In periods of great distress and isolation, it’s often said that one of the most effective remedies can be a strict routine, forcing yourself to fill the hours of your day in a structured, even productive way to keep your mind occupied. Enys Men, the eerie but only intermittently involving follow up to Bait from Cornish director Mark Jenkin, begins just as these routines begin to fail, unravelling the mental state of a lonely woman on a remote Cornish island.
This island is the titular Enys Men (meaning ‘Rock Island’ in the Cornish dialect), inhabited exclusively by an unnamed woman (Mary Woodvine) who, in the Spring of 1973, has been assigned to take on a vague job assessing the soil of the island, a crackling radio connection to the mainland her only human company. She’s put faith in her routine – always donning the same jumper and jacket to study the same cliffside patch of soil, dropping a rock down an old tin mine and making sure it always falls to the same depth, before going home to start her petrol generator, make a pot of tea and order new supplies from the local boatman (Edward Rowe).

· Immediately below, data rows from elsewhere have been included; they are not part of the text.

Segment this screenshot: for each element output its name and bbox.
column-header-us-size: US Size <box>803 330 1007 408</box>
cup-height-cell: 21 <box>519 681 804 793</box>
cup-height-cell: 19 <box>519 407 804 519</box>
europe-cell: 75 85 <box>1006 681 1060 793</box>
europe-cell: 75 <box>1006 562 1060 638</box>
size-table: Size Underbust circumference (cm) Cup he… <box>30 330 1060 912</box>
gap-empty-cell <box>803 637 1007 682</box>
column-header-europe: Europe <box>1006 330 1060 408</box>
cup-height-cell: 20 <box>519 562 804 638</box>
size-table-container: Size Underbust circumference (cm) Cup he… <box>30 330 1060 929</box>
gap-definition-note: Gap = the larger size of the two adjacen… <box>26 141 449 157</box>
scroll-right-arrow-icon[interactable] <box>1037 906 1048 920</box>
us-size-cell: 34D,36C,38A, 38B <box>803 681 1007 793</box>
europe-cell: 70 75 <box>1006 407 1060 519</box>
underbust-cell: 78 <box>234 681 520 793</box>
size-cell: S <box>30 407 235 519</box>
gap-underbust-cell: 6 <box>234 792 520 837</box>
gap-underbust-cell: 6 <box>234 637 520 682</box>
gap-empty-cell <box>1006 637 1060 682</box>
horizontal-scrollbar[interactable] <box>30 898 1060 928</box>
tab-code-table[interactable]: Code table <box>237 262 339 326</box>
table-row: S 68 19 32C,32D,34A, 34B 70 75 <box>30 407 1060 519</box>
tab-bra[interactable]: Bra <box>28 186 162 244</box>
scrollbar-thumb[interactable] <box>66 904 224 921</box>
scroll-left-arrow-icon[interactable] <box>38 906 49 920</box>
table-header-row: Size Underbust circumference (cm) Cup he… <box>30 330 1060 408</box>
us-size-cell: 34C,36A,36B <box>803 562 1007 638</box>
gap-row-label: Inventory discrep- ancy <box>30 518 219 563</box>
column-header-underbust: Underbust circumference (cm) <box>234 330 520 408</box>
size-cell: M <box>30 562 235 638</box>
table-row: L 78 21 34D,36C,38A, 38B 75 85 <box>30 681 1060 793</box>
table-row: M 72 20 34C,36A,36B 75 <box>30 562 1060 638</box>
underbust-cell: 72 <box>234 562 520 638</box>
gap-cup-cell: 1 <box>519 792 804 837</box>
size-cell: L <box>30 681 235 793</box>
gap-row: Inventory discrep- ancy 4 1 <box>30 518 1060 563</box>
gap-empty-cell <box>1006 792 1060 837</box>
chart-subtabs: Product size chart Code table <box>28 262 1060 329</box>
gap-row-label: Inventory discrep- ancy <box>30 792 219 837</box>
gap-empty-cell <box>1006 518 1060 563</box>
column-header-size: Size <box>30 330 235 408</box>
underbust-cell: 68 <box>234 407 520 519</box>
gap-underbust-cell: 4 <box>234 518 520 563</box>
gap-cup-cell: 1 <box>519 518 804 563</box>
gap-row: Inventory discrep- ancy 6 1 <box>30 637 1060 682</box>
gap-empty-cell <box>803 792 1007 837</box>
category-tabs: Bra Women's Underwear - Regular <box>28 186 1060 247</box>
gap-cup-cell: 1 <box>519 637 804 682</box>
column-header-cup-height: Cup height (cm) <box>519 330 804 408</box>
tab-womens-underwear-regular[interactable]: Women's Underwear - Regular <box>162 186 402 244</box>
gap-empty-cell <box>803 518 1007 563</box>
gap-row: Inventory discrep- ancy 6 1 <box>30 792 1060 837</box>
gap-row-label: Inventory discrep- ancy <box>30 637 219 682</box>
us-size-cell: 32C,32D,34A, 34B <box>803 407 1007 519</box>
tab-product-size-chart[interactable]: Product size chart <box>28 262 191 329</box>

Before the potential supernatural even kicks, though, in she’s haunted, visited by ghostly apparitions of a surly teenage girl (Flo Crowe) who may be a vision of a daughter or even the woman’s past self. Soon, she’s hearing more insidious noises, all seemingly emanating from an oddly shaped stone directly in front of her house which seems, impossibly, to move overnight. It’s initially spooky stuff, and Jenkin gets significant mileage out of the way time can shift and crack in moments of extreme loneliness – in a place where nothing pays the time any mind (the only animals, even, are mere occasional glimpses of sea birds), it has no obligation to move in its typical linear fashion.
About halfway through Enys Men, this fear shifts into frustration. Though there are some nice moments in which Jenkin builds out his spectral world (the woman is eventually haunted by not only her past, but the history of Cornwall itself), everything is kept so vague for so long that it becomes hard to hold on to your patience. Jenkin keeps the question open of whether everything might just be in this lonely woman’s head – she starts seeing her own face appearing across the island and lichen appears to be growing out of a large scar on her stomach – but the horrors themselves aren’t scary enough to invest you that deeply in the mystery.
It does all look and sound fantastic, Jenkin shooting on 16mm to capture that old English folk horror feel and saturating the frame with the beautiful colours of the Cornish coast, whilst he repeats the trick of Bait of having every single sound, from dialogue to footsteps, added in post-production instead of recorded on set. The result is a jagged, discordant soundscape that sets you on edge more than any of the visual frights. There is a downside to this, though, this uncanny feeling keeping you at an even further remove from this already distant film. Whereas similar techniques in Bait added a hint of the thrillingly surreal to a grounded, concrete story of regional class struggle in modern Britain, here there’s very little to hold on to, ironic for a film whose horrors originate in the earthy depths of island ground.